On the beach, Sic, Catalpa, and Wood undo the bungee cords attaching their flat-packed kayak to Sic’s bike and struggle to open it up. CardaMom holds a tiny PFD under one elbow and uses her hands to paste Brian’s upper half with sunblock.
“What are you putting a life jacket on the child for?” asks Grumps, wobbling on one leg as he changes behind his towel. “In my day we just jumped in, or got pushed. Learning by doing,” he quotes sarcastically. “Sink or swim.” He lets out an awful gargling laugh.
Wide-eyed, Brian slides out of CardaMom’s hands. “No poopy peefdy.”
“C’mere, slippery fish.”
“I swim no lessons like Napoleons.”
“Mm, you back-floated really well the other day,” says CardaMom, “but you still need your peefdy.”
“I swim! I swim like Napoleons!”
Grumps walks off, eyes on the horizon — as if he hasn’t just set Brian off like a firework, thinks Sumac in irritation. No goggles; he’s wearing nothing but his raggedy old swim trunks. He stalks into the lake, then stoops to plunge in. He moves like a turtle, doing a strained-looking breaststroke with his nose held above the water.
“If Brian believes she can swim,” says MaxiMum, raising her voice to be heard over the argument, “maybe she can.”
Sumac can’t believe MaxiMum’s siding with their demented grandfather!
“She’s four years old.” CardaMom grabs Brian by the back of her shorts.

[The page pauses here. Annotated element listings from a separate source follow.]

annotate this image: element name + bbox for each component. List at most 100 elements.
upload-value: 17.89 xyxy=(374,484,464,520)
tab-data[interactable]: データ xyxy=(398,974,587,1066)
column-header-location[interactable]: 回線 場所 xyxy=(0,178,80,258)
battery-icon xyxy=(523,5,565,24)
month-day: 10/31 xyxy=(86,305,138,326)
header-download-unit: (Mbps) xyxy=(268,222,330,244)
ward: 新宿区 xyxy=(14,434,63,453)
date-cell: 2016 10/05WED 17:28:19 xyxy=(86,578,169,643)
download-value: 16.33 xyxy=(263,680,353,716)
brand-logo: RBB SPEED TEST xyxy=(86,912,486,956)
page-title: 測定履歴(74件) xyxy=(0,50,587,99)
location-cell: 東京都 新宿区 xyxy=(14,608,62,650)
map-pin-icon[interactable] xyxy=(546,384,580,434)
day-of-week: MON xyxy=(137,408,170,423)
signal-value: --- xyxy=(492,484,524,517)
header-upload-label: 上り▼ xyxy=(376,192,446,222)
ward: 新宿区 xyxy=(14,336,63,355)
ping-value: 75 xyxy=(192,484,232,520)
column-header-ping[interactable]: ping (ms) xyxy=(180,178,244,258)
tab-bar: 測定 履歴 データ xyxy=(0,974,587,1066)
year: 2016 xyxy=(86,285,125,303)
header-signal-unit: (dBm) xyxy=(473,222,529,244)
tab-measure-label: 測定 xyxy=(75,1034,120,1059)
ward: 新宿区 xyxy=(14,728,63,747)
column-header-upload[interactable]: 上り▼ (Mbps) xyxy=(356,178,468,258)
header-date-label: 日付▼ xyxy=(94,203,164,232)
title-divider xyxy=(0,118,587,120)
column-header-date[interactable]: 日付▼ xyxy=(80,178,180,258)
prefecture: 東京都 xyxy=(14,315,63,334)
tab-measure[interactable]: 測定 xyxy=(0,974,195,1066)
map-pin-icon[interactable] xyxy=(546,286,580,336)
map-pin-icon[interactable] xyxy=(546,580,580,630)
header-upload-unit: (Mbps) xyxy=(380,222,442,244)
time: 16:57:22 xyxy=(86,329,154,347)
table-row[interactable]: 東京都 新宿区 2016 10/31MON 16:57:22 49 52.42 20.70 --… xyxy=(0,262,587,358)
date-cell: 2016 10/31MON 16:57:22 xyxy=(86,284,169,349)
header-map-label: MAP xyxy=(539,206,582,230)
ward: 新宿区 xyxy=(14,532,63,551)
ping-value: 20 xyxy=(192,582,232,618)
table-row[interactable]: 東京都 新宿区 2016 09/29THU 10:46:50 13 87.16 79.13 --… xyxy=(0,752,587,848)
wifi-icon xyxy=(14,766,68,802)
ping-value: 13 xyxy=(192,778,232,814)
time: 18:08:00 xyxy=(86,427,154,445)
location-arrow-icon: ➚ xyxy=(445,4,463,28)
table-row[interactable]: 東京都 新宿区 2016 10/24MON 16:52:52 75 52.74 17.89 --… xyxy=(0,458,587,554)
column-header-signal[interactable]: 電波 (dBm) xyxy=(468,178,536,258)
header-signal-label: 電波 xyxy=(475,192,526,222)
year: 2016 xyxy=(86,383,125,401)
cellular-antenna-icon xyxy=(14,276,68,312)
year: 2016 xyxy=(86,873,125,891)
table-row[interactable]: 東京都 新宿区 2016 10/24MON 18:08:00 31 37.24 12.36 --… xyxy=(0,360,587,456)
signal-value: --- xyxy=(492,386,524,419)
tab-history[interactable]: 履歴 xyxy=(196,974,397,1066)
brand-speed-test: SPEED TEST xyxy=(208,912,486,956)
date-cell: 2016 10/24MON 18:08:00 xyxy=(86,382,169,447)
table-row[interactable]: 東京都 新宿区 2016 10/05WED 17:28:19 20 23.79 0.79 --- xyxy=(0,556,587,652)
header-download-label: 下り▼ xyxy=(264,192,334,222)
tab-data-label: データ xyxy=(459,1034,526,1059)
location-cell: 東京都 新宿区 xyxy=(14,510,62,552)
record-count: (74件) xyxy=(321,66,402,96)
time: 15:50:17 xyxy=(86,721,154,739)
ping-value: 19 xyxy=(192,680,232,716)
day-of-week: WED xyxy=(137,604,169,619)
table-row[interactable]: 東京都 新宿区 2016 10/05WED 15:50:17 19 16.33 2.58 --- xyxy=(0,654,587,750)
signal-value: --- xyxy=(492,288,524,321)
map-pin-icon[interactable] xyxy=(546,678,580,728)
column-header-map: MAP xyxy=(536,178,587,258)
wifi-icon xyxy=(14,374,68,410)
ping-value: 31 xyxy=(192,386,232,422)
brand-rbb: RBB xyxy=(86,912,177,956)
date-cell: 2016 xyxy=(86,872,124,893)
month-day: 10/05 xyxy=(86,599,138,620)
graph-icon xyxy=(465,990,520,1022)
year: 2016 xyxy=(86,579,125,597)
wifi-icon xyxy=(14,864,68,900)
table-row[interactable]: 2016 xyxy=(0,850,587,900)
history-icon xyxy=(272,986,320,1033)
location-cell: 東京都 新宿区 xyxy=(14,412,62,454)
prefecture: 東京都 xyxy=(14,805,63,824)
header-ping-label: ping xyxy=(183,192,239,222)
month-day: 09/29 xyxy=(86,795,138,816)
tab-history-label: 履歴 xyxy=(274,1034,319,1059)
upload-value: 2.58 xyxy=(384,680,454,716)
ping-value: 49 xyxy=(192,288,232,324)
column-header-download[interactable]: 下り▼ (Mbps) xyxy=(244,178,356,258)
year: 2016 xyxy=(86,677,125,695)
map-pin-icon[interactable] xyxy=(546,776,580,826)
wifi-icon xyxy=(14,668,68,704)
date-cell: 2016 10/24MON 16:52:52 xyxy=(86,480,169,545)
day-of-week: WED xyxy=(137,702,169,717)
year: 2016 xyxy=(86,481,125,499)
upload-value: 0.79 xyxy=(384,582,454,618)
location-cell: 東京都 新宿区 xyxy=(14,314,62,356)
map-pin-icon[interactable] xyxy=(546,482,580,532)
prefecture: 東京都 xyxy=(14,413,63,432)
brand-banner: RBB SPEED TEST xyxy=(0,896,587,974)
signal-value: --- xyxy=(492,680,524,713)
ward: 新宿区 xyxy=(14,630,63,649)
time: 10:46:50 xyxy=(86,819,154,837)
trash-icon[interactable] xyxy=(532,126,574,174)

“Granted, but with physical skills — think of riding a bike,” says MaxiMum. “There’s an element of sheer confidence, which may be enough.”
“Enough to let her drown like a kitten,” roars CardaMom. Then, more calmly, “Brian, until you put your peefdy on, you’re going to have to stay here with me instead of —”
“I swim, dumb fatty mother!”
CardaMom stares at her.
“Change of shift,” murmurs MaxiMum, standing up and walking between them. “You go read Pride and Prejudice in the shade, darlin’.”
“Are you seriously intending to let her go in without her PFD?”
“I’ll be right there beside her, and if she sinks I’ll pull her up.”
“If?”
As the moms squabble on, Brian’s racing toward the water.
Sumac pelts after her little sister. Grumps and his ludicrous olden-days ideas!
But MaxiMum is on Brian’s tail already, so when she plunges in face-first, MaxiMum lifts her by her armpits. “Breathe.”
“Let go,” Brian coughs.
Sumac stubs her toe on an algae-slippery rock and hisses with pain.
“I swim,” howls Brian.
“Big breath?” MaxiMum waits for it. Then puts Brian down.